Red Herring awards dinner 2009

At the end of the day, it was still a positive experience. XIHA came out as a Red Herring winner and I made a lot of very useful contacts. The number of VC’s present was limited, but obviously it’s the quality that matters, not the quantity. I think I was able to talk to most of those that could potentially invest in XIHA in the future.

If I don’t think of the price (kind of hard to do when bootstrapping!), the conference would get a good rating indeed. The minor issues (schedule delays, problems with WLAN, etc.) are almost a de facto standard of IT conferences. What was special with the Red Herring conference was the warm and intimate atmosphere. The pitch coaching was a good experience too, special thanks go to Jennifer Hicks, Ari Wegter and Gary Reeman!

Cornelius Claudio Kreusch performing at Red Herring 2009

Worthy of special mention was a fantastic piano performance by Cornelius Kreusch, CEO and founder of MUSICJUSTMUSIC. I think he played improvising the entire performance, and unlike the typical musical guests in this type of events, he was truly able to capture his audience.

Some of the most interested startups, all of which are also interesting to me due to their potential of partnering with XIHA Life in the future, were TellmeTwin from IcelandAnimasher from Sweden and Teacheo and jog the web from France.



StartupCamp Switzerland ’09

Being probably the newest entrepreneur in Switzerland I was excited to attend StartupCamp Switzerland ’09 in Basel. I will be running the new XIHA Life office in Switzerland, so this was a great chance to meet to make first contacts with the local startup scene.

I’ve attended several startup conferences before, but this was the first BarCamp style “unconference” for me. The idea is that there is no pre-scheduled program, and most of the people will present something.

Unfortunately I couldn’t make myself to present this time, but I definitely enjoyed the presentations and will surely present something next time around.

BarCamp presentation matrix


Suhas Gopinath delivering a keynote

The day started off with an interesting and inspiring keynote by Suhas Gopinath, once titled as the “youngest CEO in the world”. Aged 14, he moved from India to the Silicon Valley and started a company which today runs a multimillion dollar revenue and keeps growing at a rapid pace.

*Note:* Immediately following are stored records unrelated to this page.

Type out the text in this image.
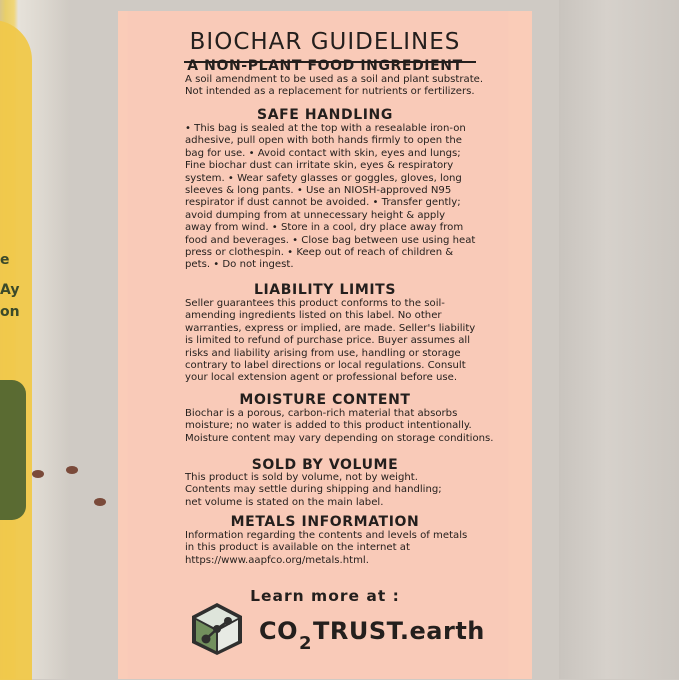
e
Ay
on
BIOCHAR GUIDELINES
A NON-PLANT FOOD INGREDIENT
A soil amendment to be used as a soil and plant substrate.
Not intended as a replacement for nutrients or fertilizers.
SAFE HANDLING
• This bag is sealed at the top with a resealable iron-on
adhesive, pull open with both hands firmly to open the
bag for use. • Avoid contact with skin, eyes and lungs;
Fine biochar dust can irritate skin, eyes & respiratory
system. • Wear safety glasses or goggles, gloves, long
sleeves & long pants. • Use an NIOSH-approved N95
respirator if dust cannot be avoided. • Transfer gently;
avoid dumping from at unnecessary height & apply
away from wind. • Store in a cool, dry place away from
food and beverages. • Close bag between use using heat
press or clothespin. • Keep out of reach of children &
pets. • Do not ingest.
LIABILITY LIMITS
Seller guarantees this product conforms to the soil-
amending ingredients listed on this label. No other
warranties, express or implied, are made. Seller's liability
is limited to refund of purchase price. Buyer assumes all
risks and liability arising from use, handling or storage
contrary to label directions or local regulations. Consult
your local extension agent or professional before use.
MOISTURE CONTENT
Biochar is a porous, carbon-rich material that absorbs
moisture; no water is added to this product intentionally.
Moisture content may vary depending on storage conditions.
SOLD BY VOLUME
This product is sold by volume, not by weight.
Contents may settle during shipping and handling;
net volume is stated on the main label.
METALS INFORMATION
Information regarding the contents and levels of metals
in this product is available on the internet at
https://www.aapfco.org/metals.html.
Learn more at :
$CO_2TRUST.earth$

Some of the things he said really made me realize – more than ever before – how much control we have on our own fortunes. Some people may appear to be luckier than others, but ultimately you can do a lot to improve the odds.

During the course of the day I had interesting discussions with Gregory Gerhardt of Amazee about ways to help boost the Switzerland startup scene truly to the next level. StartupCamp is definitely something that is needed, but in addition to that we should have more collaboration with startups from other countries.

I am anxious to learn new things, which is why it is so great to live in yet another country, but at the same time I believe I have a lot to give based on my past experience in various other countries. If we can get more people from other countries to come together, it will be helpful to everyone involved.

Switzerland startups by Gregory / Amazee

One of the interesting presentations was Farley Duvall’s “Why Red Herring Likes Switzerland!” He compared the differences between Silicon Valley and Switzerland. He considers Switzerland a strong contender to becoming the “Silicon Valley of Europe”, but a lot of work needs to be done.

Special thanks to the organizers of the event, StartupCamp Switzerland ’09 was a real success. There were 160 entrepreneurs and investors present, which is more than I would have expected to see. One reason for the high attendance levels much be the cost – the event was free of charge. Yet, in this rare case the old saying “you get what you pay for” turned out to be totally wrong.

There was food – plenty of good food. There were drinks – the day ended at a local micro brewery with an open bar. The quality of presentation was excellent – often your fellow entrepreneurs are the best source of information. I’m glad to see there are companies willing to sponsor a startup event, even during the tough economic times.